Dong Jiamei, Bu Juan, Du Wei, Li Yuan, Jia Yanlei, Li Jianchang, Meng Xiaoli, Yuan Minghui, Peng Xiaojuan, Zhou Aimin, Wang Lejin
Department of Ophthalmology, Peking University Third Hospital, Key Laboratory of Vision Loss and Restoration, Ministry of Education, Beijing, P.R. China.
Mol Vis. 2012;18:81-6. Epub 2012 Jan 13.
Screening of mutations in the fibrillin-1 (FBN1) gene in a Chinese family with autosomal dominant Marfan syndrome (MFS).
It has been reported that FBN1 mutations account for approximately 90% of Autosomal Dominant MFS. FBN1 mutations were analyzed in a Chinese family of 36 members including 13 MFS patients. The genomic DNAs from blood leukocytes of the patients and their relatives were isolated and the entire coding region of FBN1 was amplified by PCR. The sequence of FBN1 was dertermined with an ABI 3100 Genetic Analyzer.
A previously unreported the missense mutation G214S (caused by a 640 A→G heterozygous change) in FBN1 was identified in the Chinese family. The mutation was associated with the disease phenotype in patients, but not detected in their relatives or in the 100 normal controls.

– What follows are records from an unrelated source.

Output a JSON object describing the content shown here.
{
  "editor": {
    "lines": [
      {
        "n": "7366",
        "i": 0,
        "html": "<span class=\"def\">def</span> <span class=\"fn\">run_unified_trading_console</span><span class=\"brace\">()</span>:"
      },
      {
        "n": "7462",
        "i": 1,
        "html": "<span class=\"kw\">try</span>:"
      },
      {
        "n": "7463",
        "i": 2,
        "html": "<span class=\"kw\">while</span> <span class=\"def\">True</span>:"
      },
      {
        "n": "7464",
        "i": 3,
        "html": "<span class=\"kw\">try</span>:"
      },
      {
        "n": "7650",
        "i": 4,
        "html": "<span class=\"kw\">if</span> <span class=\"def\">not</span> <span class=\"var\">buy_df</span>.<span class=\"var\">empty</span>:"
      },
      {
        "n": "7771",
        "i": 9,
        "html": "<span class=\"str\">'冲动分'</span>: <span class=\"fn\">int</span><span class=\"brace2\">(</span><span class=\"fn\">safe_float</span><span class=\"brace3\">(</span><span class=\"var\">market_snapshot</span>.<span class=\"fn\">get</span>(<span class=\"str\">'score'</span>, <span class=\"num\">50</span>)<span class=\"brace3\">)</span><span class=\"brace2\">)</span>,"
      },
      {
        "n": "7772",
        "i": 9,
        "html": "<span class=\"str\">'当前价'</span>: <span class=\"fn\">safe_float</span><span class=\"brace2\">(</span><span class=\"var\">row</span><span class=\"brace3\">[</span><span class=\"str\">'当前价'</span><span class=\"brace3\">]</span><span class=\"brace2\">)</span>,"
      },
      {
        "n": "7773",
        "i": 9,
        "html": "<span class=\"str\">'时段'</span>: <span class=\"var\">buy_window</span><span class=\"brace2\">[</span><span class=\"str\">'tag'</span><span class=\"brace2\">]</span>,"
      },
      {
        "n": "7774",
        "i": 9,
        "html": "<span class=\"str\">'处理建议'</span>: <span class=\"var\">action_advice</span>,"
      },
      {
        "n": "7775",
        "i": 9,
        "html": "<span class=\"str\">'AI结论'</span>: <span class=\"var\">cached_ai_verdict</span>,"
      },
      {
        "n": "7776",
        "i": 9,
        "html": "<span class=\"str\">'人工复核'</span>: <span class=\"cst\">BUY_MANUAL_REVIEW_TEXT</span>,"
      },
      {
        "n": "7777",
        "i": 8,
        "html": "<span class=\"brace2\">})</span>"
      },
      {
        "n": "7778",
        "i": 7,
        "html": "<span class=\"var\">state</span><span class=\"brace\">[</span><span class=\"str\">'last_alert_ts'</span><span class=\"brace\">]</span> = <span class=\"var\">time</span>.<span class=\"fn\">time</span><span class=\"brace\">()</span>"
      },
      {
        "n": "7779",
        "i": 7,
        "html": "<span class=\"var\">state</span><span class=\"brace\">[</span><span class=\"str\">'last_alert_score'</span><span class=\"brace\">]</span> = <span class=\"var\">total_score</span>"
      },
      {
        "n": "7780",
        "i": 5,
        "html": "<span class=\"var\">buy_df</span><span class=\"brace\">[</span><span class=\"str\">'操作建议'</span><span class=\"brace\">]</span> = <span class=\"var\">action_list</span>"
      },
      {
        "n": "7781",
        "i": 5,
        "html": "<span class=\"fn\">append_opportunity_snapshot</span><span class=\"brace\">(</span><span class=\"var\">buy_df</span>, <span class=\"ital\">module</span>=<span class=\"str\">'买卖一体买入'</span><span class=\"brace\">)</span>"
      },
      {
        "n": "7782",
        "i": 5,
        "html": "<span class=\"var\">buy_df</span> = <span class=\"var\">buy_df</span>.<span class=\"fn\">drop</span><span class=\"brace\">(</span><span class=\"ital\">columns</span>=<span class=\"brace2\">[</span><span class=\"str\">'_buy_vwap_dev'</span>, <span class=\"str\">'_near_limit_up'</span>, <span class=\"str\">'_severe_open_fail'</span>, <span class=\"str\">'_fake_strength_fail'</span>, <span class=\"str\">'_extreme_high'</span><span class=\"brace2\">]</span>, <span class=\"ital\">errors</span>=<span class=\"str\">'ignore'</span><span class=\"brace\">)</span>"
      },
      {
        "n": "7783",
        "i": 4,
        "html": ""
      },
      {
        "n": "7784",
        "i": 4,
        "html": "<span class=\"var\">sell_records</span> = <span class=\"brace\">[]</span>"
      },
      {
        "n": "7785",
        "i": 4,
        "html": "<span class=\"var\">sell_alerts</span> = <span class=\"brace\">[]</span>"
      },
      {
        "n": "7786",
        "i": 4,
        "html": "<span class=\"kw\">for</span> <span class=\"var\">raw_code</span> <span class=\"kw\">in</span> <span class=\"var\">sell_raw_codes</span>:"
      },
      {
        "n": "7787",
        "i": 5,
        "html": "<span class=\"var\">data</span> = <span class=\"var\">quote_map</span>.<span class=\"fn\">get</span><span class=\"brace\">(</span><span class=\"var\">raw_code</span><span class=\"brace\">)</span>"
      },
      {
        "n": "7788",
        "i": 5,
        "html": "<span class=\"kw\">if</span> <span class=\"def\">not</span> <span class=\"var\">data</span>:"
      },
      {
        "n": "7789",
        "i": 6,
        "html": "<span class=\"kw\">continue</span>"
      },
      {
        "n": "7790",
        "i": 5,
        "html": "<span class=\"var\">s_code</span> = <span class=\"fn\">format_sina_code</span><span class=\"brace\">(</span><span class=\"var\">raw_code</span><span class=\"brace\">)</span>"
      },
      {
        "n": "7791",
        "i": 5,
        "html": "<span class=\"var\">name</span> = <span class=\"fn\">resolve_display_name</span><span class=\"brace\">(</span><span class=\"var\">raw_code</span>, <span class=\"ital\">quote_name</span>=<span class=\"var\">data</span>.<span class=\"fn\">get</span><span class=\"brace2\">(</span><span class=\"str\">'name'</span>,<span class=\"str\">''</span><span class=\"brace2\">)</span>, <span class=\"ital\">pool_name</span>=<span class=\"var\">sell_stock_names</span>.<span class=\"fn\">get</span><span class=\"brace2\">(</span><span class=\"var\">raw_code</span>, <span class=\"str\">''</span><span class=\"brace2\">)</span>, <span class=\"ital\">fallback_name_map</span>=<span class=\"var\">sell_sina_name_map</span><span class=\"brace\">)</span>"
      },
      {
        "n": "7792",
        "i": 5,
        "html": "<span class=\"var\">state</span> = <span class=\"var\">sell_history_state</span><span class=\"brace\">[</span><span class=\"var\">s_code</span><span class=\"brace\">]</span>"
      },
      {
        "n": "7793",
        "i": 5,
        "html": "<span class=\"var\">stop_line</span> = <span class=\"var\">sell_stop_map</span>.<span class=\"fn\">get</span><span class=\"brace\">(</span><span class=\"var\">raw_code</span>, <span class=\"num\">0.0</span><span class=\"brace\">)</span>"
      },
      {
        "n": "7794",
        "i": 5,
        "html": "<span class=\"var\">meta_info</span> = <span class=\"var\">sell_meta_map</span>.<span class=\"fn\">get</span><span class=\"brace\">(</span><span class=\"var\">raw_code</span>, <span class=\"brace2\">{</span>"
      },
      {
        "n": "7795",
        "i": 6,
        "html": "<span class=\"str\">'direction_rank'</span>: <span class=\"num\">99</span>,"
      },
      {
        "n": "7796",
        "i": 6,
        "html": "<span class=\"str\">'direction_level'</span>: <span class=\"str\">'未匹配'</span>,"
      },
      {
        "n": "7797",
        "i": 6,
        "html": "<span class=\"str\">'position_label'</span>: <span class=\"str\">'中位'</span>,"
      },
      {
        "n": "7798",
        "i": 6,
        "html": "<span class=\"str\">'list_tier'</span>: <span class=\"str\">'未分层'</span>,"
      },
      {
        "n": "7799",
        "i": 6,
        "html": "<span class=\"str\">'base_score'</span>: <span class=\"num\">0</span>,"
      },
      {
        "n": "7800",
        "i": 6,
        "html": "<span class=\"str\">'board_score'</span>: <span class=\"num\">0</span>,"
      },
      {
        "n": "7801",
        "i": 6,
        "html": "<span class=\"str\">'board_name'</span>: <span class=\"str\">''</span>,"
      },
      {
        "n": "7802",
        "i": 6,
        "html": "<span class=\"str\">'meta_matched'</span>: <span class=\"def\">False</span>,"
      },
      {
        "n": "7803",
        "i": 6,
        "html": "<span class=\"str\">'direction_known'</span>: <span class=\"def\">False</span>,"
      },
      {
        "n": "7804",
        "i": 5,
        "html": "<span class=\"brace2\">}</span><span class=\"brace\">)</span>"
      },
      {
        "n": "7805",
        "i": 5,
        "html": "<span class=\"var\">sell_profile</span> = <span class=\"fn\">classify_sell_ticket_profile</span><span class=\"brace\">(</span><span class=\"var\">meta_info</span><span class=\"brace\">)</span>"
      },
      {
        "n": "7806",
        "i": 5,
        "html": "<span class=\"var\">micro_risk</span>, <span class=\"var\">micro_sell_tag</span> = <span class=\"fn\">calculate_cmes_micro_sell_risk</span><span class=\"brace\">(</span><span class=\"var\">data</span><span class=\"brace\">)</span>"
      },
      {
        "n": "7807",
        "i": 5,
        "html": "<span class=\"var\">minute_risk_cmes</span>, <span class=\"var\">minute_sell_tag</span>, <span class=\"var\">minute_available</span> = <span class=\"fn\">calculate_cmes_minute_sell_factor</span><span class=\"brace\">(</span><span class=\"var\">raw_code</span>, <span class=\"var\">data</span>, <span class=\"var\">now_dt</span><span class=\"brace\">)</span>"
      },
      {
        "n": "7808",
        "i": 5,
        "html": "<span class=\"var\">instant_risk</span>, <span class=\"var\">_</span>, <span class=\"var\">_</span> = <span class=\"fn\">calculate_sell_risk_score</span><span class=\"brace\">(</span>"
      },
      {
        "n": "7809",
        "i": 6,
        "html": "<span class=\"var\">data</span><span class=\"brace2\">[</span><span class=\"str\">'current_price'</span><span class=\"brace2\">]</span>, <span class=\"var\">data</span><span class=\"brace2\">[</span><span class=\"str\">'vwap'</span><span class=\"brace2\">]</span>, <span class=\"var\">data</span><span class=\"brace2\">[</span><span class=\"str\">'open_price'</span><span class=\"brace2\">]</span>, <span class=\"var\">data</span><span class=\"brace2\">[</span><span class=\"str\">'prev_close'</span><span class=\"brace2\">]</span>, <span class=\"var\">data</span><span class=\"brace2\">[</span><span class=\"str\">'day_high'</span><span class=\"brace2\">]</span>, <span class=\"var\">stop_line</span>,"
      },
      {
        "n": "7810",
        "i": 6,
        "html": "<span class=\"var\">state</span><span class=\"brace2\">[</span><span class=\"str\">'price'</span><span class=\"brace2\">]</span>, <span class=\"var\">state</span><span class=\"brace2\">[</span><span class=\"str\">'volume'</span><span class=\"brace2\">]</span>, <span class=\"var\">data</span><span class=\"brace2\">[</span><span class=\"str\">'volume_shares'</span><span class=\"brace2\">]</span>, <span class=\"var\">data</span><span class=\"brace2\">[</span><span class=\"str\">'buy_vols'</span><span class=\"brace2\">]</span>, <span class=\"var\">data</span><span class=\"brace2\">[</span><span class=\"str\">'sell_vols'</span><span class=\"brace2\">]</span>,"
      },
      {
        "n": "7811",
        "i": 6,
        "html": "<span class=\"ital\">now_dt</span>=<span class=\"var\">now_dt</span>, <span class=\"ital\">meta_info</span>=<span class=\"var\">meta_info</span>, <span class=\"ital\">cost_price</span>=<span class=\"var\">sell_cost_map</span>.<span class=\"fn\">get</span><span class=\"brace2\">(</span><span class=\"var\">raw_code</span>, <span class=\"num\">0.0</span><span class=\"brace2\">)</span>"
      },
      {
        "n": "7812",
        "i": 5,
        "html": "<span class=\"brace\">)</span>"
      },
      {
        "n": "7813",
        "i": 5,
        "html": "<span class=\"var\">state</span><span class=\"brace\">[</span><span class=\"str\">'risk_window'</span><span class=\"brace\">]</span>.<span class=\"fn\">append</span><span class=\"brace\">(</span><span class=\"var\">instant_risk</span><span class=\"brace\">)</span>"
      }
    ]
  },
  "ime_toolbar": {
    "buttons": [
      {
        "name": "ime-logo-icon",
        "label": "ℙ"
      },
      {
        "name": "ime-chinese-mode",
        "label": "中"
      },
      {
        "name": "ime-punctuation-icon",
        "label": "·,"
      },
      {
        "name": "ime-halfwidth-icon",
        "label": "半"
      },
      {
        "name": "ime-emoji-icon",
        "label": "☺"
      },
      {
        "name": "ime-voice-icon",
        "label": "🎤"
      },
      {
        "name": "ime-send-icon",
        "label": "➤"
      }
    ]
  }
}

This is the first report of molecular characterization of FBN1 in the MFS family of Chinese origin. Our results expand the spectrum of FBN1 mutations causing MFS and further confirm the role of FBN1 in the pathogenesis of MFS. Direct sequencing of the mutation in FBN1 may be used for diagnosis of MFS.
对一个常染色体显性遗传马方综合征(MFS)中国家系进行原纤维蛋白-1(FBN1)基因突变筛查。
据报道,FBN1基因突变约占常染色体显性遗传MFS的90%。对一个包含13名MFS患者的36名成员的中国家系进行FBN1基因突变分析。从患者及其亲属的血液白细胞中分离基因组DNA,通过聚合酶链反应(PCR)扩增FBN1的整个编码区。使用ABI 3100基因分析仪测定FBN1的序列。
在中国家系中鉴定出FBN1基因一个先前未报道的错义突变G214S(由640 A→G杂合变化引起)。该突变与患者的疾病表型相关,但在其亲属或100名正常对照中未检测到。
这是首次对源自中国的MFS家系中FBN1进行分子特征报道。我们的结果扩展了导致MFS的FBN1基因突变谱,并进一步证实了FBN1在MFS发病机制中的作用。FBN1基因突变的直接测序可用于MFS的诊断。